The Dark Crystal returns to US cinemas for a special re-release this month, and now we’re excited to announce that Jim Henson’s fantasy epic will also be available to international audiences in a new 4K digital print.
Often viewed in tandem with Labyrinth, Henson’s other foray into fantasy filmmaking in the 1980s, The Dark Crystal has perhaps aged into more of a cult proposition than its successor, despite its stronger initial success. While David Bowie’s high-camp vamping as Jareth the Goblin King has carved a nostalgic niche for Labyrinth in the hearts of 80s kids, The Dark Crystal forgoes all human characters and the warm n’ fuzzy stylings of Henson's earlier creations in favour of a cast of puppets and an imagined universe that are strongly influenced by more adult fantasy works.

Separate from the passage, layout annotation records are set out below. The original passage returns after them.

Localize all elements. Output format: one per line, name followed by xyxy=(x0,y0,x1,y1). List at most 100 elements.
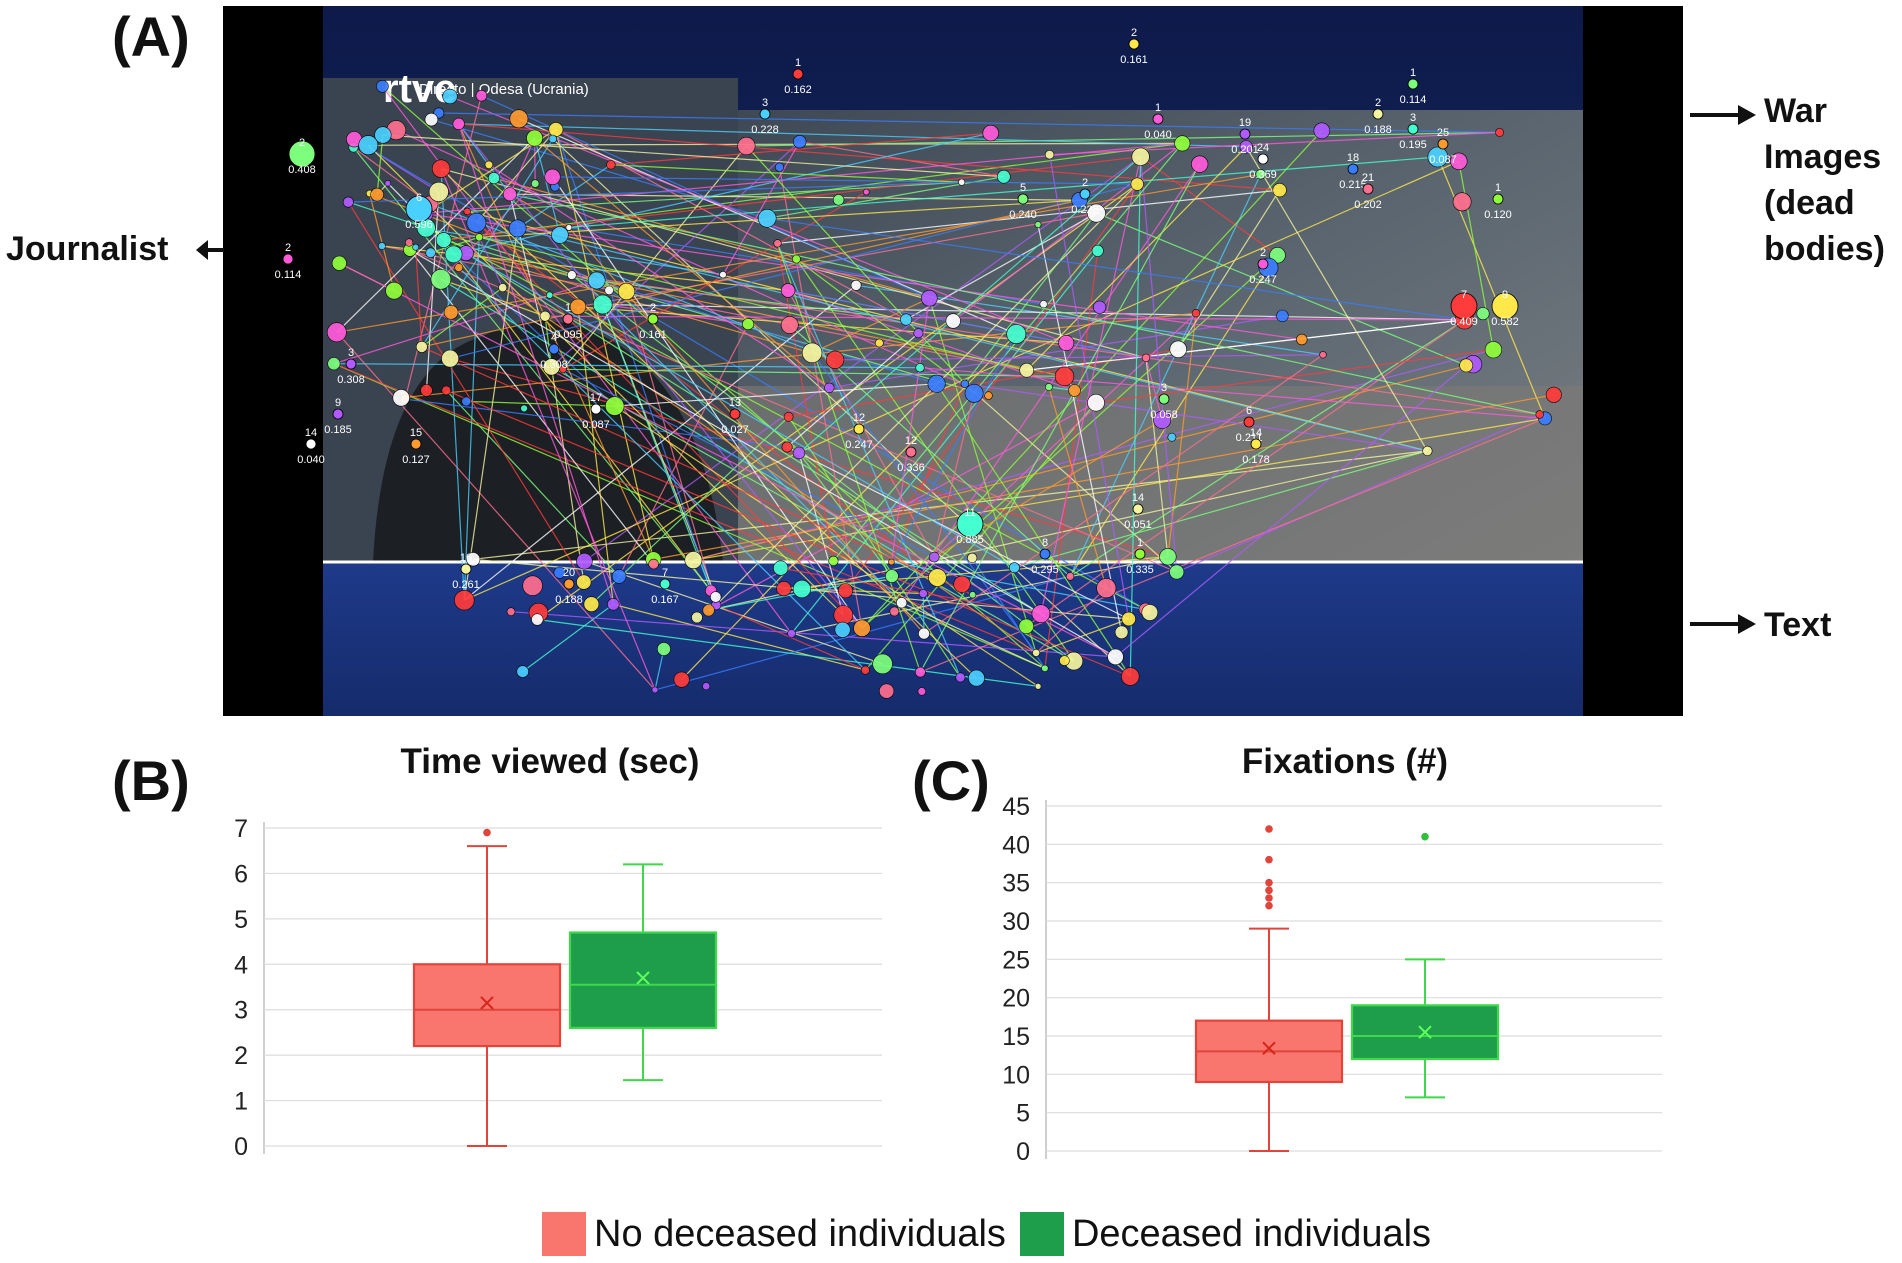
fixation-duration: 0.087 xyxy=(582,419,610,431)
fixation-dot xyxy=(684,551,703,570)
text-arrow-icon xyxy=(1690,614,1756,634)
saccade-line xyxy=(509,193,1080,201)
fixation-duration: 0.240 xyxy=(1009,209,1037,221)
saccade-line xyxy=(509,137,536,195)
saccade-line xyxy=(382,134,1004,178)
saccade-line xyxy=(401,312,1197,399)
y-tick-label: 20 xyxy=(1002,985,1030,1013)
y-tick-label: 4 xyxy=(234,951,248,979)
fixation-number: 12 xyxy=(853,412,865,424)
fixation-duration: 0.087 xyxy=(1429,154,1457,166)
fixation-dot xyxy=(463,207,471,216)
saccade-line xyxy=(443,156,1141,241)
chart-b-boxplot: 0 1 2 3 4 5 6 7 xyxy=(234,815,882,1161)
saccade-line xyxy=(425,191,440,391)
fixation-dot xyxy=(837,583,853,599)
fixation-marker-dot xyxy=(405,195,433,223)
fixation-number: 12 xyxy=(905,435,917,447)
y-tick-label: 25 xyxy=(1002,946,1030,974)
fixation-dot xyxy=(1141,353,1151,363)
fixation-marker-dot xyxy=(659,578,671,590)
fixation-marker-dot xyxy=(647,313,659,325)
fixation-dot xyxy=(443,304,459,320)
fixation-dot xyxy=(787,629,796,638)
fixation-duration: 0.051 xyxy=(1124,519,1152,531)
fixation-dot xyxy=(895,597,908,609)
fixation-dot xyxy=(648,558,659,570)
saccade-line xyxy=(466,211,863,629)
fixation-dot xyxy=(587,271,606,290)
fixation-dot xyxy=(958,178,966,186)
fixation-duration: 0.120 xyxy=(1484,209,1512,221)
fixation-dot xyxy=(1272,183,1287,198)
y-tick-label: 5 xyxy=(1016,1100,1030,1128)
fixation-dot xyxy=(1045,383,1053,391)
fixation-dot xyxy=(405,238,414,247)
saccade-line xyxy=(864,402,1097,671)
fixation-dot xyxy=(435,232,452,248)
saccade-line xyxy=(465,252,1015,569)
fixation-dot xyxy=(376,80,389,93)
saccade-line xyxy=(801,588,924,595)
saccade-line xyxy=(1167,313,1197,557)
fixation-dot xyxy=(1255,169,1266,180)
fixation-dot xyxy=(441,349,460,368)
fixation-dot xyxy=(1153,410,1172,429)
fixation-number: 2 xyxy=(1375,97,1381,109)
saccade-line xyxy=(552,176,1138,185)
fixation-dot xyxy=(1018,618,1034,634)
saccade-line xyxy=(409,249,1177,573)
saccade-line xyxy=(952,142,1183,322)
fixation-dot xyxy=(1495,128,1504,137)
saccade-line xyxy=(1095,349,1494,404)
fixation-dot xyxy=(607,598,620,611)
saccade-line xyxy=(479,199,1080,238)
fixation-dot xyxy=(913,328,924,339)
outlier-point xyxy=(1265,901,1273,910)
fixation-dot xyxy=(566,270,577,280)
fixation-number: 25 xyxy=(1437,127,1449,139)
fixation-number: 3 xyxy=(762,97,768,109)
fixation-dot xyxy=(1044,150,1055,160)
fixation-dot xyxy=(914,666,926,678)
fixation-dot xyxy=(1484,341,1502,359)
fixation-dot xyxy=(964,383,984,403)
fixation-dot xyxy=(832,194,845,206)
fixation-dot xyxy=(484,160,494,170)
saccade-line xyxy=(555,128,907,321)
fixation-duration: 0.247 xyxy=(845,439,873,451)
saccade-line xyxy=(440,168,977,679)
fixation-dot xyxy=(928,551,940,563)
saccade-line xyxy=(1096,212,1467,366)
fixation-marker-dot xyxy=(345,358,357,370)
fixation-dot xyxy=(1296,333,1308,346)
saccade-line xyxy=(415,247,423,347)
y-tick-label: 30 xyxy=(1002,908,1030,936)
fixation-marker-dot xyxy=(905,446,917,458)
saccade-line xyxy=(791,250,1099,634)
fixation-dot xyxy=(1096,578,1117,599)
fixation-dot xyxy=(651,686,659,694)
saccade-line xyxy=(458,267,866,671)
fixation-dot xyxy=(1167,432,1177,442)
fixation-marker-dot xyxy=(1407,78,1419,90)
chart-b-title: Time viewed (sec) xyxy=(400,742,700,781)
eye-tracking-figure: rtve Directo | Odesa (Ucrania) 1 0.162 2 0.… xyxy=(223,6,1683,716)
fixation-dot xyxy=(953,575,971,593)
fixation-dot xyxy=(358,135,379,156)
fixation-dot xyxy=(431,159,451,178)
fixation-duration: 0.161 xyxy=(1120,54,1148,66)
saccade-line xyxy=(1025,319,1465,627)
saccade-line xyxy=(610,132,991,166)
saccade-line xyxy=(458,123,1247,148)
saccade-line xyxy=(555,129,717,606)
fixation-dot xyxy=(565,224,573,231)
y-tick-label: 45 xyxy=(1002,793,1030,821)
fixation-dot xyxy=(1009,562,1020,574)
saccade-line xyxy=(798,452,893,577)
fixation-dot xyxy=(1239,140,1253,154)
saccade-line xyxy=(536,183,1138,620)
saccade-line xyxy=(368,142,1183,146)
fixation-markers: 10.16220.16110.11430.22810.040190.201240… xyxy=(275,27,1562,699)
fixation-dot xyxy=(780,283,796,298)
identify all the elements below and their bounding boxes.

Set on the planet Thra, the world of The Dark Crystal was created over the course of five years, with Henson assembling a crack crew that included celebrated fantasy illustrator Brian Froud, Star Wars producer Gary Kurtz, as well as two of the puppeteers behind that franchise’s beloved Yoda - co-director Frank Oz and sculptor Wendy Midener. As well as an extensive production design and development stage, realising the team’s immersive vision of Thra required the creation of large sets at Elstree Studios and the perfecting of puppetry and animatronic techniques that would allow its inhabitants to come to life seemingly of their own accord.
The resulting world of Thra marked a significant departure, aesthetically and narratively, from Henson’s previous brand of family-friendly, puppet-powered fun. There’s elements of J.R.R. Tolkien’s Middle Earth in both Thra’s composition and its defining crisis, while the realm's philosophical backbone is couched in the New Age movement then in the ascendency. This is a place divided between forces of light and darkness, where a young, innocent being must find a magical artefact in order to restore balance and harmony to a ravaged world.
The creatures that populate this wasteland are a suitably nightmarish concoction too; a grotesque aberration of the Henson house style clearly under the influence of Froud's otherworldly artwork. The fearsome Skeksis and Garthim - our primary antagonists - would be well at home in a considerably darker tale, and certainly provide some of the most striking, sinister images in Henson's filmography.
And it seems that Henson's weird wonderland might hold even more dark secrets than we first imagined. An upcoming Netflix series promises to revisit and expand the filmmaker's groundbreaking vision, diving into the history of Thra many years before the events of The Dark Crystal.
As we prepare for more revelations of Thra's mythology and the planet's three suns seem to align once again, there's never been a better time to revisit the moment where The Dark Crystal's fantastical universe first burst into being on the big screen.